Cerner Stock Soars as Oracle Is Said to Be in Talks to Buy Medical-Records Company
Shares of Cerner , the electronic-medical-records company, soared in premarket trading Friday following a report that said Oracle would be buying the company in a deal that could be worth around $30 billion.
An agreement could be finalized soon, some of the people familiar with the matter told The Wall Street Journal. If the deal gets completed it would be Oracle’s biggest-ever acquisition, the Journal noted, and rank as one of the largest takeovers of the year.
Cerner (ticker: CERN) shares jumped 18.3% in premarket trading Friday to $94.01 The company has a market capitalization of more than $23 billion.
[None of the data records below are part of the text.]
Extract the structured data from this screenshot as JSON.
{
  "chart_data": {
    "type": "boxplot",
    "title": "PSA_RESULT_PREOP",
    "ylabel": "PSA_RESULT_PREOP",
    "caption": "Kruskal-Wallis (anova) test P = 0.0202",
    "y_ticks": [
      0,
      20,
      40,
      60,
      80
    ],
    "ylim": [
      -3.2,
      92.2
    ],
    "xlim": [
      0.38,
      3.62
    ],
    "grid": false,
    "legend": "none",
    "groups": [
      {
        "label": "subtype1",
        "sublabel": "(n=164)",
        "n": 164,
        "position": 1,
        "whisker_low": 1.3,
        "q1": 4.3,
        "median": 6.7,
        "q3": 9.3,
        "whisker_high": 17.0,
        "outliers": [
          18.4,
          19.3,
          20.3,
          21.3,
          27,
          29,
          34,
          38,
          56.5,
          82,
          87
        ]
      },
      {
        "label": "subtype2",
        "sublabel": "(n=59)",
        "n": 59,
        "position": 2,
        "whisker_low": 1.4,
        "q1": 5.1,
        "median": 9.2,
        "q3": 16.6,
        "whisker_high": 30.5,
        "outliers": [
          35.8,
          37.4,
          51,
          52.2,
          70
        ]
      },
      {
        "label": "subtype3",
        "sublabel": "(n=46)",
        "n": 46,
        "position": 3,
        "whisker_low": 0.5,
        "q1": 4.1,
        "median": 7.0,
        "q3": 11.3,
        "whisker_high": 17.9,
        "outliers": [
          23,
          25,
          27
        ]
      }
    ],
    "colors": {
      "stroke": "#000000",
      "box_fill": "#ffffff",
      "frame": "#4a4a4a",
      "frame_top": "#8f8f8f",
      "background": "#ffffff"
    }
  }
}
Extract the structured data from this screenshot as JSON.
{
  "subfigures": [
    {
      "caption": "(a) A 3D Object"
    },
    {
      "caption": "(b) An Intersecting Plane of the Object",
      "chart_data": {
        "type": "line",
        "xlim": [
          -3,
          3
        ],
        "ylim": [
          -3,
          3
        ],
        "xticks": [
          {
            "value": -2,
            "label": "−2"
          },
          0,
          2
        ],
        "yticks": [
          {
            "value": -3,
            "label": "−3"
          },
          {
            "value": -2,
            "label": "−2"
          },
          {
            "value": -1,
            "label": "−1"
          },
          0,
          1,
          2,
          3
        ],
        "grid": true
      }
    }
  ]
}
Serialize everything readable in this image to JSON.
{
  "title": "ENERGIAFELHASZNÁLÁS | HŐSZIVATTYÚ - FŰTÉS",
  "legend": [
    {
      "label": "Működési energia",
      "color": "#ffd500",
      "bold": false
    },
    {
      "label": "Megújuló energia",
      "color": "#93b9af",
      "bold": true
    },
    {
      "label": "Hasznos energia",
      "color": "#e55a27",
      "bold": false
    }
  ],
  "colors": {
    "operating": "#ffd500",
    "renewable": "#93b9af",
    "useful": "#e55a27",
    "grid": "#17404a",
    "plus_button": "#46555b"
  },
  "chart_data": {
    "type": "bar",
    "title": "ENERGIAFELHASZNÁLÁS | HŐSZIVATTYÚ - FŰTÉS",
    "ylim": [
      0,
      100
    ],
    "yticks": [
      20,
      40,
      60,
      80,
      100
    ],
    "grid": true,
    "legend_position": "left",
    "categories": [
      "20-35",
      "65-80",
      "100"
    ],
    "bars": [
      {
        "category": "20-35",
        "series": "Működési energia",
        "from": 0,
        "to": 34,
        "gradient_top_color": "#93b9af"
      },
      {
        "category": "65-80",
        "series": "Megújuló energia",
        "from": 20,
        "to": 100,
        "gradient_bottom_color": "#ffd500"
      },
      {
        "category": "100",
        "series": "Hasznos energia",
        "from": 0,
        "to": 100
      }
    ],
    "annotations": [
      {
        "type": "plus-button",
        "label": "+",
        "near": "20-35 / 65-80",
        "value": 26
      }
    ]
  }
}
Oracle (ORCL) declined 4.6% to $98.50. Its market cap is nearly $280 billion.
Barron’s contacted both Cerner and Oracle for comments on the report but has yet to receive a reply.
For Oracle, an acquisition of Cerner would help in its transition into a cloud-based software provider. The stock set an all-time high last week after Oracle posted impressive fiscal second-quarter earnings.
During the quarter, revenue rose 6% and Oracle saw strong growth in cloud-based applications, with 35% growth in Fusion ERP, the company’s financial software for large businesses, and 29% growth in NetSuite ERP, which serves smaller companies. Oracle Cloud Infrastructure consumption growth rose 86%.
Oracle’s cloud business overall was up 22%, and CEO Safra Catz said the company expects growth to accelerate to the mid-20% range in that part of the business by the end of the year.
Analysts at Evercore said an Oracle acquisition of Cerner would “play into the broader discussion/trend around industry clouds’.”
“The challenge is Cerner is still only 20%-25% cloud at the current time and it is a fairly heavy services business. That said, we expect that Oracle could materially accelerate Cerner’s move to the cloud and would likely take down costs at the same time so we think the current structure of Cerner is likely less of an issue than price,” the analysts added.